前回の報告から1年が経ちました。いろいろと変化の多い1年間であったので、再度近況報告させていただきます。

令和3年の8月から10月まで、2ヶ月間精神病院へ入院をしました。
やはり、家で過ごすほうが良いですね。もう入院することがないように、気をつけたいと思います。
たった2ヶ月ですが入院したことにより、自由な生活の大切さというものを改めて実感いたしました。普段の生活を丁寧に大切にしていきたいと思います。

いろいろ事情があって、実家から自立する準備を進めています。公営住宅の募集に応募しています。一番最初の抽選では、なんと18倍の倍率で、公営住宅に入るのも簡単じゃないなあと思いました。

資格関係ですが、前回の近況報告の後にいくつかの資格に合格できました。
 ・一種証券外務員(令和3年5月)
 ・世界遺産検定4級(令和3年7月)
 ・ドローン検定3級(令和3年8月)
 ・仏教検定2級(令和4年1月)
 ・食Proレベル1講習(令和4年2月)
 ・介護職員初任者研修(令和4年3月)
この中で特に印象に残ったのは、介護職員初任者研修でした。リカバリーという考え方がありますが、時期尚早と見送っていては、いつまで経ってもチャンスなんて巡ってこない。今できることを今できるだけの力で、どんどん行動していくことが大事と改めて思いました。
介護スクールのサポートを受けながら、なんとか研修の修了までこぎ着けました。統合失調症をオープンにすれば、助けてくれる人は必ずいます。それを狡いと取られることもしばしばあります。ですが、障がい者がサポートを受けながら目的を達成するのは、悪いことではないと思います。

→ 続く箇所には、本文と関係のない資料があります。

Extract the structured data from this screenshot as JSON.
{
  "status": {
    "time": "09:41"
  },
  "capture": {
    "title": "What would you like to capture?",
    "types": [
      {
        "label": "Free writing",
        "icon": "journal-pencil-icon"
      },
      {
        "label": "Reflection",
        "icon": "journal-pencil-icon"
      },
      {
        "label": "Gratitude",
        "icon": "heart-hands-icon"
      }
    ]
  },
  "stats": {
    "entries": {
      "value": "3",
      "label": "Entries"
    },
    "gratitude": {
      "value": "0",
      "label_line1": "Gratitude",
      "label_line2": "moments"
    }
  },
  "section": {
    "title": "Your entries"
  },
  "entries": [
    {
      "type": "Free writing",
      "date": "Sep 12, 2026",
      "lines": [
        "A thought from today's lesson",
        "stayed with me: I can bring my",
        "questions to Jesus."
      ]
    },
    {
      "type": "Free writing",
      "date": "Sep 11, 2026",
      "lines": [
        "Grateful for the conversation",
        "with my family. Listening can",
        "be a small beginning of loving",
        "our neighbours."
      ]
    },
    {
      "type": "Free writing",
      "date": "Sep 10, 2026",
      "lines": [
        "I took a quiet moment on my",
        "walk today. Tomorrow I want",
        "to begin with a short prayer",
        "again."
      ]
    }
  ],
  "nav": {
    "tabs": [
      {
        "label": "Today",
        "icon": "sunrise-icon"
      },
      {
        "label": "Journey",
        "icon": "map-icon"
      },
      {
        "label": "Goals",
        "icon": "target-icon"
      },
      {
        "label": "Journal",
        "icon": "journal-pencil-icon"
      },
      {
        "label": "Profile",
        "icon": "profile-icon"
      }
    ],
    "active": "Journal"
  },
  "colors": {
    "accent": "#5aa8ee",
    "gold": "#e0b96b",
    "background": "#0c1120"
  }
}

そして、通信教育関係では、放送大学および放送大学大学院で継続して学んでいました。放送大学は学費が安いことから、精神障がい者の居場所として向いていると思います。
令和4年4月からは武蔵野大学大学院仏教学専攻通信教育課程で科目等履修生をしています。入院したため、仏教学・パーリ語大学の通信教育課程は中退となってしまったのですが、仏教学自体は継続して学んでいます。

文学賞関係は、主にエッセイの賞へ書いて送っていますが、なかなか入賞につながらず。この一年では入賞はゼロでした。ですが、今後も継続して応募していきたい所存です。統合失調症の僕が、健常者と張り合える数少ない分野が、文芸です。体調の良いときに集中して作業すれば良いですね。
仕事に対する意識もだいぶ変わってきました。以前はなんとか仕事をしようとこだわっていましたが、今はそれほどでもありません。仕事以外に打ち込めることを探すのも、生き方ではないでしょうか。僕はいろいろやってみて、最終的に残るものがあればそれに打ち込んでいきたいと思っています。
ただ、Androidのアプリづくりには可能性を感じていて、資格試験の過去問アプリを作成している最中です。

趣味関係は、クラシックギターを新たにはじめました。ギターは退職時に厚生会の割戻金があったので、それで買ったもので、退職して5年経つので、5年間ほったらかしになっていました。それを令和4年の2月から月2回のオンラインレッスンを受けています。
また、この4月から太極拳の教室へ行くことを予定しています。糖尿病も有り、何か継続的なスポーツをする必要があると考えておりました。

最後に「因果応報」という四字熟語について少し書かせてください。良いことをすることと良い結果が出ることの間には、何の関係もありません。悪いことをすることと悪い結果が出ることの間にも、何の関係もありません。良いことをすること、悪いことをすること、良い結果が出ること、悪い結果が出ること、はそれぞれ独立した事象です。だから、僕は別に悪いことはしていませんが、統合失調症という悪い結果が出ました。これは、因果応報という言葉を信じてしまうと、とんでもなく自分を責めてしまうのですね。僕は一人の障がい者として、この因果応報という言葉は信じないことにしています。